When the Gateway began to get rolling seriously as part of the Prescott Sustainable Communities Plan (remember? It is less than a decade since), Southend was the recipient of the largest slug of ODPM money, helping to fund a new university campus in the town centre, a new link from the town centre to the seaside and the resort side of town, and various other bits and pieces to help rebuild it as a commercial location and attractive local and regional centre.
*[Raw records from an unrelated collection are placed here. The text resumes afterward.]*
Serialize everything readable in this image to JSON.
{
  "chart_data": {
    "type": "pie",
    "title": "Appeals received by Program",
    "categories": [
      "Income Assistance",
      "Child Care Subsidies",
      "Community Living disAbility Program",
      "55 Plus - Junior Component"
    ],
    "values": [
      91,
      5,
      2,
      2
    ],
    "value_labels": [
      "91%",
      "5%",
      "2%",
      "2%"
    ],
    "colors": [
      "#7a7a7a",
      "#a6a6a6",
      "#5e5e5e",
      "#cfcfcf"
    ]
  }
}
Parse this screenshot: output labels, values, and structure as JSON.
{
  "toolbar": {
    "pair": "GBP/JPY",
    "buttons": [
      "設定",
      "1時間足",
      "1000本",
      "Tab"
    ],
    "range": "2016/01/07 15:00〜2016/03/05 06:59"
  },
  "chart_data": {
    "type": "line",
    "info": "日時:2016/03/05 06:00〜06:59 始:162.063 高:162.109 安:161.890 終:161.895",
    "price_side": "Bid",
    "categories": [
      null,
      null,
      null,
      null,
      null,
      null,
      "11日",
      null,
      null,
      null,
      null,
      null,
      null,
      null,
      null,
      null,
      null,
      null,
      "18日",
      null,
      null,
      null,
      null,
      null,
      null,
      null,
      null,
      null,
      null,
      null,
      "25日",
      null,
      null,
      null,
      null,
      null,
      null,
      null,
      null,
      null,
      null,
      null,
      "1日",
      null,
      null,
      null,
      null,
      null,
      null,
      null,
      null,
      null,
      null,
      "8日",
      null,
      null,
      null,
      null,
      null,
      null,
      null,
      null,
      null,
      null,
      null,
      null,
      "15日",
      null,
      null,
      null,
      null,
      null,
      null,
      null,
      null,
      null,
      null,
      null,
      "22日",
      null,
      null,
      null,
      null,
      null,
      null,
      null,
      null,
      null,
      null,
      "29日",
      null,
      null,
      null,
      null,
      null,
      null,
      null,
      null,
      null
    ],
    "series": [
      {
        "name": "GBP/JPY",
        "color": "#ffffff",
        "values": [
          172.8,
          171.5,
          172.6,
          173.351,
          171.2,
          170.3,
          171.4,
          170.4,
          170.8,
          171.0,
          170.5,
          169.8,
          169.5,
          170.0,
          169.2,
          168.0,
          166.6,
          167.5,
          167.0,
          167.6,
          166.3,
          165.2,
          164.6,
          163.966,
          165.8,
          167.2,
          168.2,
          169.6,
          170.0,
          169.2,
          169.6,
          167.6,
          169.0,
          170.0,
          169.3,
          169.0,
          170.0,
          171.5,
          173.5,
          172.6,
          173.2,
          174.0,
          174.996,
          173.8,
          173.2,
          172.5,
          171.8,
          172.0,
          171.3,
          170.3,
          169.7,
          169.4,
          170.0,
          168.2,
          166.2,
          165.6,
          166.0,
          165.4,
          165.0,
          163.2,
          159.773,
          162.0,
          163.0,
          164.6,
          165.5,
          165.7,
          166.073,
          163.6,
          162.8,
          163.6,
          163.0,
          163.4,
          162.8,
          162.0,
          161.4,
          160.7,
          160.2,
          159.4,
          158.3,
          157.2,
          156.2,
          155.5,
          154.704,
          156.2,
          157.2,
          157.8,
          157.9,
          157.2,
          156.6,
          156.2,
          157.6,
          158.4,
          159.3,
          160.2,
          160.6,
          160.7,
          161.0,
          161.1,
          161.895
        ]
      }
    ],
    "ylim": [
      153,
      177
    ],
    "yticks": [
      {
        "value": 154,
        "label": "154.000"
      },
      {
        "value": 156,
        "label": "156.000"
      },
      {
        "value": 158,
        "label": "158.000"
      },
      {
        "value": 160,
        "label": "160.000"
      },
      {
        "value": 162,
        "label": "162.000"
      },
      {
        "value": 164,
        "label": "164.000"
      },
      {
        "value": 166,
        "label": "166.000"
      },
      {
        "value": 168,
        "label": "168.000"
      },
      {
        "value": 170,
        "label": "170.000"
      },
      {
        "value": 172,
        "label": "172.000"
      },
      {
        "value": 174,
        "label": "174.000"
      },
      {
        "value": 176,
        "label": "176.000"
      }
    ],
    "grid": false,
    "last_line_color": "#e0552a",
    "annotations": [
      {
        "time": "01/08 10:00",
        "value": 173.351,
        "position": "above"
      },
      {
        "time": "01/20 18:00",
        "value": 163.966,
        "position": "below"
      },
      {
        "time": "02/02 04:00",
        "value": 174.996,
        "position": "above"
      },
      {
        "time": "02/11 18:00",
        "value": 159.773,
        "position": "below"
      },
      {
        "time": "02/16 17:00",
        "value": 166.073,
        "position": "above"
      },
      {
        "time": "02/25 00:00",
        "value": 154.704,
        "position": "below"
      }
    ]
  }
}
I understand that funding Southend in this way was controversial within ODPM. There was no obvious immediate giant housing dividend, and anyway wasn't funding new colleges the job of DfES? (Pause for hollow laughter). But what the Gateway team of the time (led by the late and irreplaceable John Sienkiewicz, aided and abetted by the aforementioned Ralph Ward) understood was that regeneration, in an unliveable and unlovable place like the Gateway, had initially to be about building a sense of quality and identity. Get that right, and the housing would follow. This is a lesson that has been lost on the less clever regenerators and bureaucrats who have since followed, in the Gateway and elsewhere, where master-plans for vast housing developments, dumped into what are still no-hoper locations in terms of identity or demand, gather dust.
Today, the college is an academic success, the airport is now open, and Southend is a place which is in demand. Whisper it quietly, but Southend is actually a Gateway success.


John was always really proud about the educational institutions in the Gateway - I hope that the beneficiaries are too!
Hardly credible reading when the only actual evidence/statistic provided is on rising house prices.. After all the UK has been through in recent years are we still taking house price booms as a sign of 'success' in 'regeneration'?
Legacy? Sustainability? Affordable housing? Local skills base and entreprenuerial activity? Local economy sustaining local buyers as opposed to commuters/incomers (displacing low-income local residents)? etc. etc. etc.
'Gateway' or 'commuter sump'? It might well be a success story as per the rhetoric (such as beloved by the 'chattering property classes'), but where are the actual figures, the actual evidence? (in fact much the same questions that we can pose on the Coalition UK Govt's policies).